Joint Multinational Simulation Center's Tactical Gaming
by U.S. Army Sgt. Christopher Stewart
August 12, 2019
When people think about tactical training, they probably do not think of using a video game-based simulator as a way to train on their weapons systems; improve upon their communication skills; or become more proficient in their unit’s tactics and procedures.
That’s exactly what the Joint Multinational Simulation Center (JMSC) offers through Tactical Gaming and its effectiveness is undeniable.
May 3, 2019 - A U.S. Army Sapper, Ranger, and Airborne qualified Soldier assigned to the 101st Airborne Division, uses the Virtual Battle Space 3 (VBS3) system at the Joint Multinational Simulation Center’s Tactical Gaming division in Camp Aachen, Germany. VBS3 is a flexible, video game-based platform where service members can conduct virtual training scenarios as they would in the field. (U.S. Army photos by Sgt. Christopher Stewart)
“We have a sand table and it’s great, but it doesn’t even compare to reacting to the simulator,” said 1st Lt. Dylan Maher, a platoon leader for Quick Strike Troop, 4th Squadron, 2nd Cavalry Regiment (4/2CR).

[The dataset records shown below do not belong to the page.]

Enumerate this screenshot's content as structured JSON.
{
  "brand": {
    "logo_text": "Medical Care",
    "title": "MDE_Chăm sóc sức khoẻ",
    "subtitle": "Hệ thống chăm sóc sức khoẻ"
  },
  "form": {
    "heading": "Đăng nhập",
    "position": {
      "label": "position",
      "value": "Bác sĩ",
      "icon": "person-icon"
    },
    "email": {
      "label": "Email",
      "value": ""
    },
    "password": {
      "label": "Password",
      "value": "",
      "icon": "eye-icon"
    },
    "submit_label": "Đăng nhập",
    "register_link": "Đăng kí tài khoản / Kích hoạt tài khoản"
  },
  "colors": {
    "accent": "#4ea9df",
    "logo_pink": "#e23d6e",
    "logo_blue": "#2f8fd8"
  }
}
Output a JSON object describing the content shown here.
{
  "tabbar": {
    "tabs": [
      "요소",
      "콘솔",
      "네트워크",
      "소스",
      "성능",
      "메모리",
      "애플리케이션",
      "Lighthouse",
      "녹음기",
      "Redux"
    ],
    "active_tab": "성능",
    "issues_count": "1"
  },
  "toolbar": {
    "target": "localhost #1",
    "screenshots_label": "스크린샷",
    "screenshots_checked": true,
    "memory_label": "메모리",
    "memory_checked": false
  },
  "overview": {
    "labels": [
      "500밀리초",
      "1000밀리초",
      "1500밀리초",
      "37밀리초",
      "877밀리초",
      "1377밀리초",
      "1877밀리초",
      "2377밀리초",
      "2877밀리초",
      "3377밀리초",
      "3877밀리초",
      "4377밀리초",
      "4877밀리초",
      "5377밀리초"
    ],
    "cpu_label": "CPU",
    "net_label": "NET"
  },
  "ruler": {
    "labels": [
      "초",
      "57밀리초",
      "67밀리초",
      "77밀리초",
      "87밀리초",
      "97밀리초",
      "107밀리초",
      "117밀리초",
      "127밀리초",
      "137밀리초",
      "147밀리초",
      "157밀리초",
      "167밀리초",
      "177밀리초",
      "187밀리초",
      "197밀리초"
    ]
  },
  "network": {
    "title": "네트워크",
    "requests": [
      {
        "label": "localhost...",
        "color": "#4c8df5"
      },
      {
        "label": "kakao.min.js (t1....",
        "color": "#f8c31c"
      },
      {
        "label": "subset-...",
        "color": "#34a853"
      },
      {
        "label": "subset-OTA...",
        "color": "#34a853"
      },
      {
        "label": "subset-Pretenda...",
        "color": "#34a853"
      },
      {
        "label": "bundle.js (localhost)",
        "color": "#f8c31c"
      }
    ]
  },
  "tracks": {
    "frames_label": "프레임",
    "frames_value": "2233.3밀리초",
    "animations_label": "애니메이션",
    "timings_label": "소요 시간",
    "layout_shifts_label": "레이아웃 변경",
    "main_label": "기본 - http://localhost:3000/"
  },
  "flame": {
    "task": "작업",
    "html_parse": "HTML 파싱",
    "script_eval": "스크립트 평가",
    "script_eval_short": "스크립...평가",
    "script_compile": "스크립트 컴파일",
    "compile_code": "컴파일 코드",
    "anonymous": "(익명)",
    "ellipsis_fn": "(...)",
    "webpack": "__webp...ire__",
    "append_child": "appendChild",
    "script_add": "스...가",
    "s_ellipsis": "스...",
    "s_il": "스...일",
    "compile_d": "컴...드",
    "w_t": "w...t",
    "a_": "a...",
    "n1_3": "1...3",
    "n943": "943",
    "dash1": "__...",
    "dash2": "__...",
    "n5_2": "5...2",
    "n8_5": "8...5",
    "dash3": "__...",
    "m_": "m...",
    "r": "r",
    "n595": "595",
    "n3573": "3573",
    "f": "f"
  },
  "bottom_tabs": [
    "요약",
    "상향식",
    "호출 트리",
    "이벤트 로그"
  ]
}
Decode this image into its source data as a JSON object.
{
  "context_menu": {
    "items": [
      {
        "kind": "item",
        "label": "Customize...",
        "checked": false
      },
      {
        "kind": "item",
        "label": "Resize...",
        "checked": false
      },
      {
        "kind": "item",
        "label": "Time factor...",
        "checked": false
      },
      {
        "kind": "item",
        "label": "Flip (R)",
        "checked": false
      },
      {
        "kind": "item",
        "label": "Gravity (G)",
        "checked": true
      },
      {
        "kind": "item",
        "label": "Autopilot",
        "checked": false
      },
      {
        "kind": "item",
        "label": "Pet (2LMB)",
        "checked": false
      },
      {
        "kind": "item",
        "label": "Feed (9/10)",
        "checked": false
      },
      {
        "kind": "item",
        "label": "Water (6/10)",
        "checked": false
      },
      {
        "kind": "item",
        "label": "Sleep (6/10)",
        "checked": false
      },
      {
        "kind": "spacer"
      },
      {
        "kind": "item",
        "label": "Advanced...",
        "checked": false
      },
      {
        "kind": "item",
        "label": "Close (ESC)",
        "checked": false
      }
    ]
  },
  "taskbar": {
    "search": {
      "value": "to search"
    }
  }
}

“When you’re in the simulator, your actions still have consequences,” said Sgt. Nathaniel Boring, a gunner assigned to Quick Strike Troop, 4/2CR. “If you have your truck out in the open, the opposition forces are going to see you and kill you.”
The military uses the “crawl, walk, run” model for training and Tactical Gaming provides commanders additional option to implement early on in their units’ train up.
Tactical Gaming isn’t meant to replace live-fire exercises, said Joseph Mercer, the chief of Tactical Gaming at JMSC. Units are best suited to use our facilities during the crawl phase of their training.
The JMSC’s Tactical Gaming division employs the Virtual Battle Space 3 (VBS3) and the Stryker Virtual Collective Trainer (SVCT) systems, where Soldiers get hands-on training in a virtual and operational environment.
The VBS3 is a flexible, video game-based platform where service members can conduct virtual training scenarios as they would in the field.
The SVCT builds off of VBS3 which is used as the foundation for the virtual training environment.
May 3, 2019 - The Stryker Virtual Collective Trainer (SVCT) shows the computer systems and seating arrangements that resemble an actual Stryker vehicle in Vilseck, Germany, Jan. 25, 2019. The SVCT is new to Tactical Gaming, a subordinate of the Joint Multinational Simulation Center, and will be used to train platoon-sized units in a virtual environment. (U.S. Army photo by Sgt. Christopher Stewart)
The SVCT is a new addition to Tactical Gaming that became accessible to Soldiers in May 2019.
The SVCT is a physical mockup of a Stryker; the structure replicates the interior of the vehicle while incorporating integrated computer systems that mimic the vehicle’s real-world equipment.
“Tactical Gaming is here to support Soldiers and units become proficient in the conduct of individual and collective battle drills,” said Mercer.
“Tactical Gaming enables Soldiers and leaders within the European theater to enter live training and operations at a higher level of operational readiness while reducing the resources required to achieve proficiency.”
From land navigation to gunnery operations, Tactical Gaming has training covered with little to no cost from the unit.
The beauty in this training is it requires no financial resources and logistical effort when compared to conducting live exercises said Soldiers from 4/2CR.
“From an economic standpoint, that was the best training we could do, and I’m not even a fan of tactical simulations,” said Boring. “There’s not much buy in. We show up, we conduct our training, and that’s it.”
Boring and Maher, who are both limited by their unit’s high operations tempo, expressed the significance in returning to Tactical Gaming to continue training.
“Since I’ve been in this troop, which is over three years, I’ve never trained above crew level because we’ve always been out doing operations,” said Maher. “That training gave us instantaneous feedback, something that takes much longer to do in the field.”
Along with Tactical Gaming being cost effective, scheduling time for units takes very little effort.
Soldiers can request training from Tactical Gaming two weeks in advance to give Mercer’s team time to craft the scenario.
I will meet with the requestor twice before the training; once to understand the training requirements, and a week later to show a draft of the scenario before the unit is ready to train, said Mercer.
“It would be foolish not to come back,” said Boring.